John V Faben was an evacuee from Lowestoft and began in the mining industry as a pit top worker aged 14½ at Whitwell, then underground worker at 15, face man, Deputy, Overman Markham, Planner Silverhill, Assistant Undermanager Ollerton, Undermanager (5203) Harworth, (transferred to Bilsthorpe) and then North Nottinghamshire Area Mechanization dept (died 2008). He was an active member of BACM (British Association of Colliery Management) whilst at work and a volunteer helper when he retired, like I am now.

Miners’ Hostels
Alfreton Miner's Hostel
Alfreton Miner's Hostel, Nottingham Road
Hostels were set up to accommodate the recruits
(and also Polish entrants later).

Locally there were Hostels in

  • Hardwick Park (RAF)
  • Creswell (for 500 men)
  • Eastwood (for 320)
  • Hucknall (for 150)
  • Woodhouse (for 250)
  • Worksop (for 400-500)
  • Queens Drive (for 500)
  • Alfreton, Nottingham Road (for 200)
  • Mansfield East, Forest Town
  • Mansfield North, Abbot Road Mansfield (for 500 each)

Workings Getting Further From The Pit Bottom

As the workings at all pits were extending on longwall advancing methods, the workings were getting further and further from the pit eye or pit bottom every day, and a noticeable drop off in production became apparent.

Paddies Installed

Rope-hauled manriders or paddies began to be installed to transport the colliers several hundred yards inbye towards their workplace so that they would fresher to start work and not be so tired as if they had walked there, and of course return them at the end of the shift back towards the pit bottom. Of course this was expensive and it was only the larger companies that spent money on such ‘luxuries’. Many men illegally rode on the back of a tub or on the draw bar, which was even more dangerous.

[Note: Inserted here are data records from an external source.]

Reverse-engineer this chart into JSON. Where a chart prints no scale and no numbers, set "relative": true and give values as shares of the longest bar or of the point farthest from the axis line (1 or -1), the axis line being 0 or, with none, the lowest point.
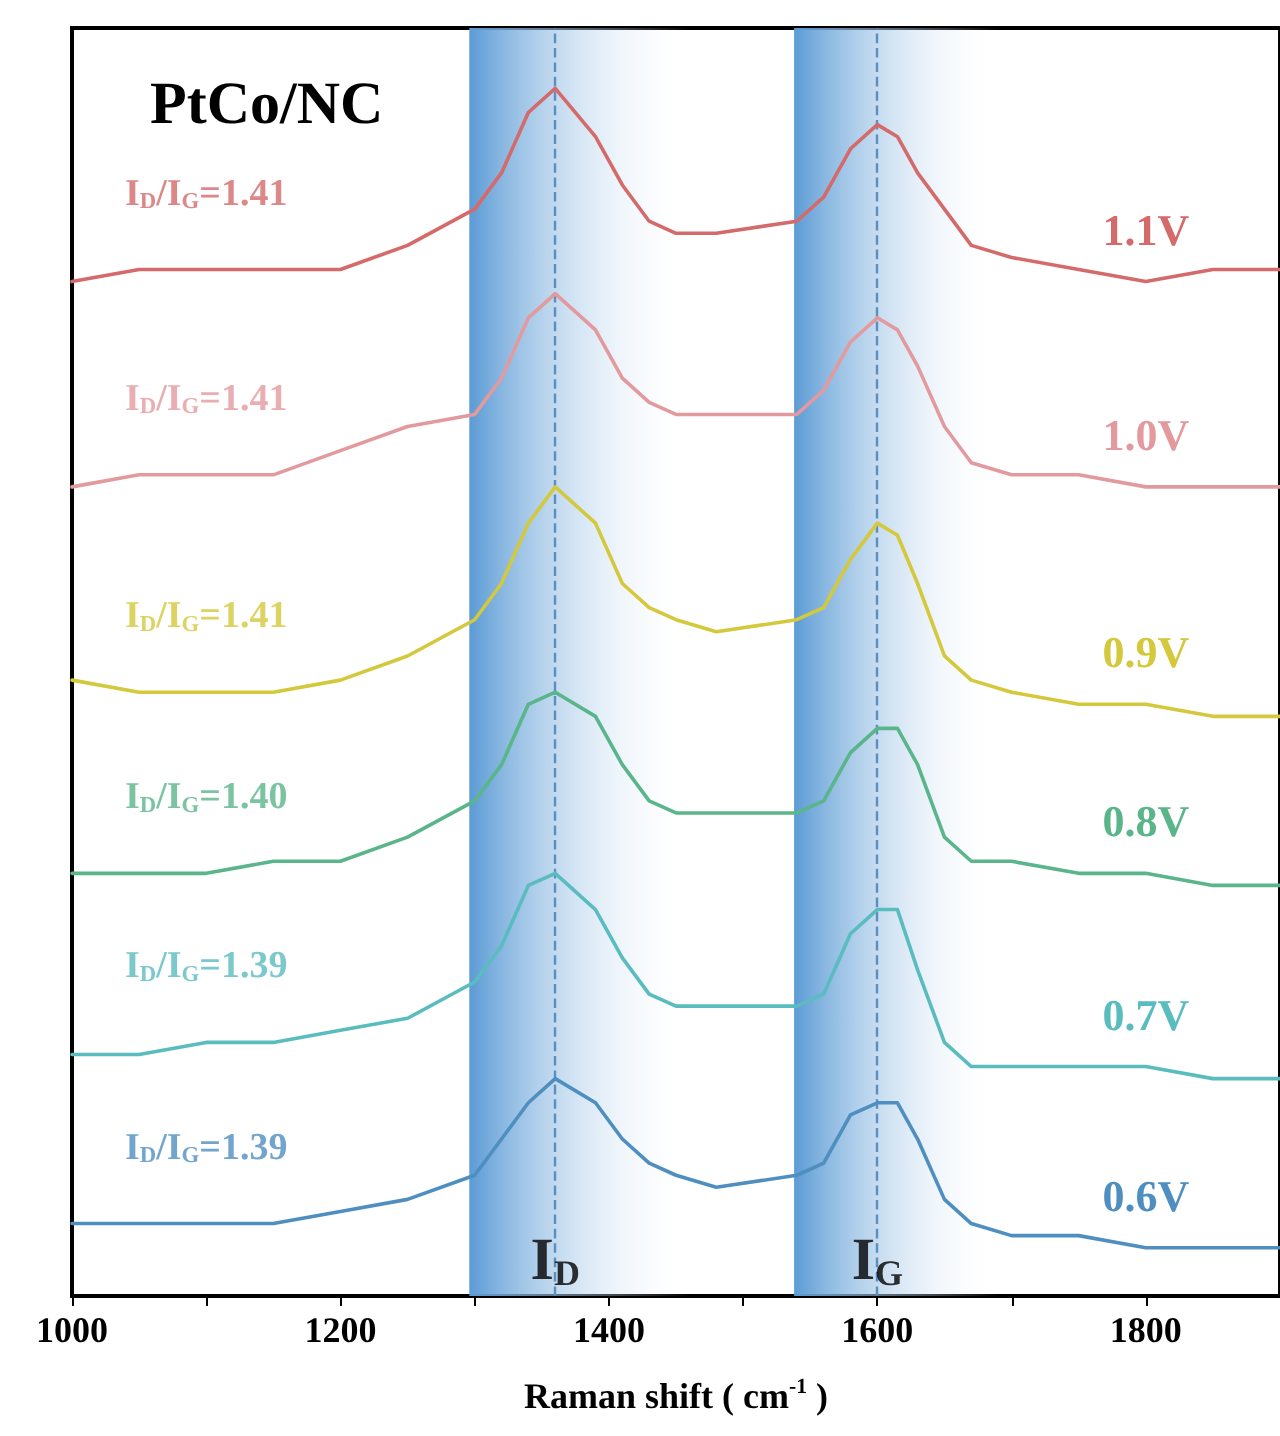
{
  "chart_data": {
    "type": "line",
    "title": "PtCo/NC",
    "xlabel": "Raman shift ( cm$^{-1}$ )",
    "relative": true,
    "x": [
      1000,
      1050,
      1100,
      1150,
      1200,
      1250,
      1300,
      1320,
      1340,
      1360,
      1390,
      1410,
      1430,
      1450,
      1480,
      1540,
      1560,
      1580,
      1600,
      1615,
      1630,
      1650,
      1670,
      1700,
      1750,
      1800,
      1850,
      1900
    ],
    "series": [
      {
        "name": "1.1V",
        "color": "#d46a6a",
        "values": [
          0.84,
          0.85,
          0.85,
          0.85,
          0.85,
          0.87,
          0.9,
          0.93,
          0.98,
          1,
          0.96,
          0.92,
          0.89,
          0.88,
          0.88,
          0.89,
          0.91,
          0.95,
          0.97,
          0.96,
          0.93,
          0.9,
          0.87,
          0.86,
          0.85,
          0.84,
          0.85,
          0.85
        ]
      },
      {
        "name": "1.0V",
        "color": "#e39a9e",
        "values": [
          0.67,
          0.68,
          0.68,
          0.68,
          0.7,
          0.72,
          0.73,
          0.76,
          0.81,
          0.83,
          0.8,
          0.76,
          0.74,
          0.73,
          0.73,
          0.73,
          0.75,
          0.79,
          0.81,
          0.8,
          0.77,
          0.72,
          0.69,
          0.68,
          0.68,
          0.67,
          0.67,
          0.67
        ]
      },
      {
        "name": "0.9V",
        "color": "#d4c83c",
        "values": [
          0.51,
          0.5,
          0.5,
          0.5,
          0.51,
          0.53,
          0.56,
          0.59,
          0.64,
          0.67,
          0.64,
          0.59,
          0.57,
          0.56,
          0.55,
          0.56,
          0.57,
          0.61,
          0.64,
          0.63,
          0.59,
          0.53,
          0.51,
          0.5,
          0.49,
          0.49,
          0.48,
          0.48
        ]
      },
      {
        "name": "0.8V",
        "color": "#5bb58a",
        "values": [
          0.35,
          0.35,
          0.35,
          0.36,
          0.36,
          0.38,
          0.41,
          0.44,
          0.49,
          0.5,
          0.48,
          0.44,
          0.41,
          0.4,
          0.4,
          0.4,
          0.41,
          0.45,
          0.47,
          0.47,
          0.44,
          0.38,
          0.36,
          0.36,
          0.35,
          0.35,
          0.34,
          0.34
        ]
      },
      {
        "name": "0.7V",
        "color": "#5bbcc0",
        "values": [
          0.2,
          0.2,
          0.21,
          0.21,
          0.22,
          0.23,
          0.26,
          0.29,
          0.34,
          0.35,
          0.32,
          0.28,
          0.25,
          0.24,
          0.24,
          0.24,
          0.25,
          0.3,
          0.32,
          0.32,
          0.27,
          0.21,
          0.19,
          0.19,
          0.19,
          0.19,
          0.18,
          0.18
        ]
      },
      {
        "name": "0.6V",
        "color": "#4f8fc0",
        "values": [
          0.06,
          0.06,
          0.06,
          0.06,
          0.07,
          0.08,
          0.1,
          0.13,
          0.16,
          0.18,
          0.16,
          0.13,
          0.11,
          0.1,
          0.09,
          0.1,
          0.11,
          0.15,
          0.16,
          0.16,
          0.13,
          0.08,
          0.06,
          0.05,
          0.05,
          0.04,
          0.04,
          0.04
        ]
      }
    ],
    "xlim": [
      1000,
      1900
    ],
    "xticks": [
      1000,
      {
        "value": 1100,
        "label": null
      },
      1200,
      {
        "value": 1300,
        "label": null
      },
      1400,
      {
        "value": 1500,
        "label": null
      },
      1600,
      {
        "value": 1700,
        "label": null
      },
      1800
    ],
    "annotations": [
      "I$_{D}$/I$_{G}$=1.41",
      "I$_{D}$/I$_{G}$=1.41",
      "I$_{D}$/I$_{G}$=1.41",
      "I$_{D}$/I$_{G}$=1.40",
      "I$_{D}$/I$_{G}$=1.39",
      "I$_{D}$/I$_{G}$=1.39",
      {
        "text": "I$_{D}$",
        "x": 1360,
        "y": 0.03
      },
      {
        "text": "I$_{G}$",
        "x": 1600,
        "y": 0.03
      }
    ],
    "bands": [
      {
        "axis": "x",
        "from": 1296,
        "to": 1460,
        "color": "#5b9bd5"
      },
      {
        "axis": "x",
        "from": 1538,
        "to": 1690,
        "color": "#5b9bd5"
      }
    ],
    "ref_lines": [
      {
        "axis": "x",
        "value": 1360,
        "color": "#5b8fc0",
        "line_style": "dashed"
      },
      {
        "axis": "x",
        "value": 1600,
        "color": "#5b8fc0",
        "line_style": "dashed"
      }
    ],
    "grid": false,
    "legend": false,
    "marker": "none",
    "line_style": "solid"
  }
}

Westthorpe (North Derbyshire) was taken over by United Steel Companies Ltd in 1944. The firm of J and G Wells became part of Rother Vale Collieries.

Improved Meco-Moore

An improved Meco Moore coal cutter-loader was installed at Clipstone (Nottinghamshire) in the Top Hard. These machines, a development of the AB 15 longwall coal cutter would prove to be very popular machines, and go on to produce many millions of tons of coal at some local pits, particularly in the thick Top Hard seam.

Joy Loaders

BA Collieries (Bestwood and Amalgamated Collieries) were using three 12BU Joy Loaders in Room and Pillar work in the High Main seam at Bestwood colliery (Nottinghamshire).

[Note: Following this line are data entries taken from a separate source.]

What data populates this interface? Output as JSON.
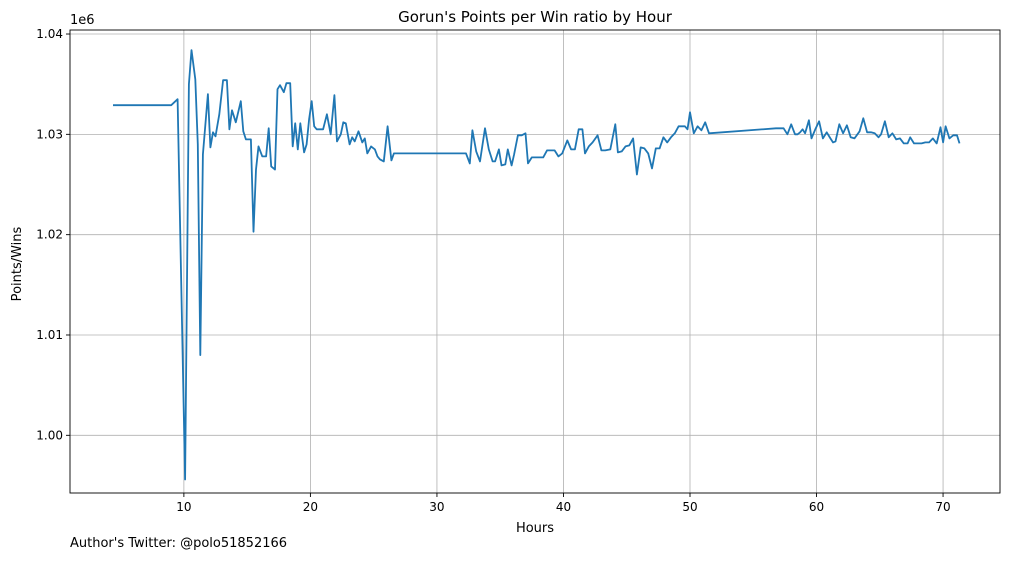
{
  "chart_data": {
    "type": "line",
    "title": "Gorun's Points per Win ratio by Hour",
    "xlabel": "Hours",
    "ylabel": "Points/Wins",
    "y_offset_label": "1e6",
    "xlim": [
      1,
      74.5
    ],
    "ylim": [
      0.99425,
      1.0404
    ],
    "x_ticks": [
      10,
      20,
      30,
      40,
      50,
      60,
      70
    ],
    "x_tick_labels": [
      "10",
      "20",
      "30",
      "40",
      "50",
      "60",
      "70"
    ],
    "y_ticks": [
      1.0,
      1.01,
      1.02,
      1.03,
      1.04
    ],
    "y_tick_labels": [
      "1.00",
      "1.01",
      "1.02",
      "1.03",
      "1.04"
    ],
    "grid": true,
    "line_color": "#1f77b4",
    "series": [
      {
        "x": [
          4.4,
          9.0,
          9.5,
          10.1,
          10.4,
          10.6,
          10.9,
          11.1,
          11.3,
          11.5,
          11.9,
          12.1,
          12.3,
          12.5,
          12.8,
          13.1,
          13.4,
          13.6,
          13.8,
          14.1,
          14.5,
          14.7,
          14.9,
          15.3,
          15.5,
          15.7,
          15.9,
          16.2,
          16.5,
          16.7,
          16.9,
          17.2,
          17.4,
          17.6,
          17.9,
          18.1,
          18.4,
          18.6,
          18.8,
          19.0,
          19.2,
          19.5,
          19.7,
          19.9,
          20.1,
          20.3,
          20.5,
          21.0,
          21.3,
          21.6,
          21.9,
          22.1,
          22.4,
          22.6,
          22.8,
          23.1,
          23.3,
          23.5,
          23.8,
          24.1,
          24.3,
          24.5,
          24.8,
          25.1,
          25.3,
          25.5,
          25.8,
          26.1,
          26.4,
          26.6,
          26.8,
          27.0,
          27.3,
          32.3,
          32.6,
          32.8,
          33.1,
          33.4,
          33.8,
          34.1,
          34.4,
          34.6,
          34.9,
          35.1,
          35.4,
          35.6,
          35.9,
          36.1,
          36.4,
          36.7,
          37.0,
          37.2,
          37.5,
          37.8,
          38.1,
          38.4,
          38.7,
          39.0,
          39.3,
          39.6,
          39.9,
          40.3,
          40.6,
          40.9,
          41.2,
          41.5,
          41.7,
          42.0,
          42.3,
          42.7,
          43.0,
          43.3,
          43.7,
          44.1,
          44.3,
          44.6,
          44.9,
          45.2,
          45.5,
          45.8,
          46.1,
          46.4,
          46.7,
          47.0,
          47.3,
          47.6,
          47.9,
          48.2,
          48.5,
          48.8,
          49.1,
          49.4,
          49.6,
          49.8,
          50.0,
          50.3,
          50.6,
          50.9,
          51.2,
          51.5,
          56.8,
          57.1,
          57.4,
          57.7,
          58.0,
          58.3,
          58.5,
          58.7,
          58.9,
          59.1,
          59.4,
          59.6,
          59.9,
          60.2,
          60.5,
          60.8,
          61.1,
          61.3,
          61.5,
          61.8,
          62.1,
          62.4,
          62.7,
          63.0,
          63.4,
          63.7,
          64.0,
          64.3,
          64.6,
          64.9,
          65.1,
          65.4,
          65.7,
          66.0,
          66.3,
          66.6,
          66.9,
          67.2,
          67.4,
          67.7,
          68.0,
          68.3,
          68.6,
          68.9,
          69.2,
          69.5,
          69.8,
          70.0,
          70.2,
          70.5,
          70.8,
          71.1,
          71.3
        ],
        "values": [
          1.0329,
          1.0329,
          1.0335,
          0.9956,
          1.035,
          1.0384,
          1.0355,
          1.029,
          1.008,
          1.028,
          1.034,
          1.0287,
          1.0302,
          1.0298,
          1.032,
          1.0354,
          1.0354,
          1.0305,
          1.0324,
          1.0312,
          1.0333,
          1.0303,
          1.0295,
          1.0295,
          1.0203,
          1.0265,
          1.0288,
          1.0278,
          1.0278,
          1.0306,
          1.0268,
          1.0265,
          1.0345,
          1.0349,
          1.0342,
          1.0351,
          1.0351,
          1.0288,
          1.0311,
          1.0285,
          1.0311,
          1.0282,
          1.029,
          1.0315,
          1.0333,
          1.0308,
          1.0305,
          1.0305,
          1.032,
          1.03,
          1.0339,
          1.0293,
          1.03,
          1.0312,
          1.0311,
          1.029,
          1.0297,
          1.0293,
          1.0303,
          1.0292,
          1.0296,
          1.0281,
          1.0288,
          1.0285,
          1.0278,
          1.0275,
          1.0273,
          1.0308,
          1.0274,
          1.0281,
          1.0281,
          1.0281,
          1.0281,
          1.0281,
          1.0271,
          1.0304,
          1.0283,
          1.0273,
          1.0306,
          1.0285,
          1.0273,
          1.0273,
          1.0285,
          1.0269,
          1.027,
          1.0285,
          1.0269,
          1.028,
          1.0299,
          1.0299,
          1.0301,
          1.0271,
          1.0277,
          1.0277,
          1.0277,
          1.0277,
          1.0284,
          1.0284,
          1.0284,
          1.0278,
          1.0281,
          1.0294,
          1.0285,
          1.0285,
          1.0305,
          1.0305,
          1.0281,
          1.0288,
          1.0292,
          1.0299,
          1.0284,
          1.0284,
          1.0285,
          1.031,
          1.0282,
          1.0283,
          1.0288,
          1.0289,
          1.0296,
          1.026,
          1.0287,
          1.0286,
          1.0281,
          1.0266,
          1.0286,
          1.0286,
          1.0297,
          1.0292,
          1.0297,
          1.0301,
          1.0308,
          1.0308,
          1.0308,
          1.0305,
          1.0322,
          1.0301,
          1.0308,
          1.0304,
          1.0312,
          1.0301,
          1.0306,
          1.0306,
          1.0306,
          1.03,
          1.031,
          1.03,
          1.03,
          1.0302,
          1.0305,
          1.0301,
          1.0314,
          1.0296,
          1.0305,
          1.0313,
          1.0296,
          1.0302,
          1.0296,
          1.0292,
          1.0293,
          1.031,
          1.0301,
          1.0309,
          1.0297,
          1.0296,
          1.0303,
          1.0316,
          1.0302,
          1.0302,
          1.0301,
          1.0297,
          1.03,
          1.0313,
          1.0297,
          1.0301,
          1.0295,
          1.0296,
          1.0291,
          1.0291,
          1.0297,
          1.0291,
          1.0291,
          1.0291,
          1.0292,
          1.0292,
          1.0296,
          1.0291,
          1.0307,
          1.0292,
          1.0308,
          1.0296,
          1.0299,
          1.0299,
          1.0291
        ]
      }
    ]
  },
  "footer": {
    "credit": "Author's Twitter: @polo51852166"
  }
}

Around this time the Swanwick Collieries Ltd took over Swanwick mine from RCA Palmer-Morewood.

Kirkby Summit

The High Main seam at Kirkby Summit (Nottinghamshire) was entered (Butterley Co). The seam was developed by headings to work on the room and pillar system following the failure of the first short longwall advancing face at the edge of the shaft pillar in the 3’ 6” (1.07m) thick seam. Twin Butt entries were driven into an area with cross cuts to the proposed boundaries of a district and the headings or rooms up to 10 yards wide were extracted for up to 100 yards (91m) advance with ventilation effected by fan. A pillar of similar width was left and a further room was begun. Several rooms were worked at one time on the retreat system. Coal was undercut and blown and loaded out by shovel onto conveyors or scrapers. Some teams of men would achieve several cuts in a shift, boosting their piecework earnings.

Several other attempts to work the shallow seam on the longwall system had failed in 1943, 1945-1946 and 1953. This was a partial extraction method due to the closeness of the overlying Permian water-bearing measures and partly because of undermining the town of Kirkby, to minimise subsidence damage. The first room was extracted during October 1945.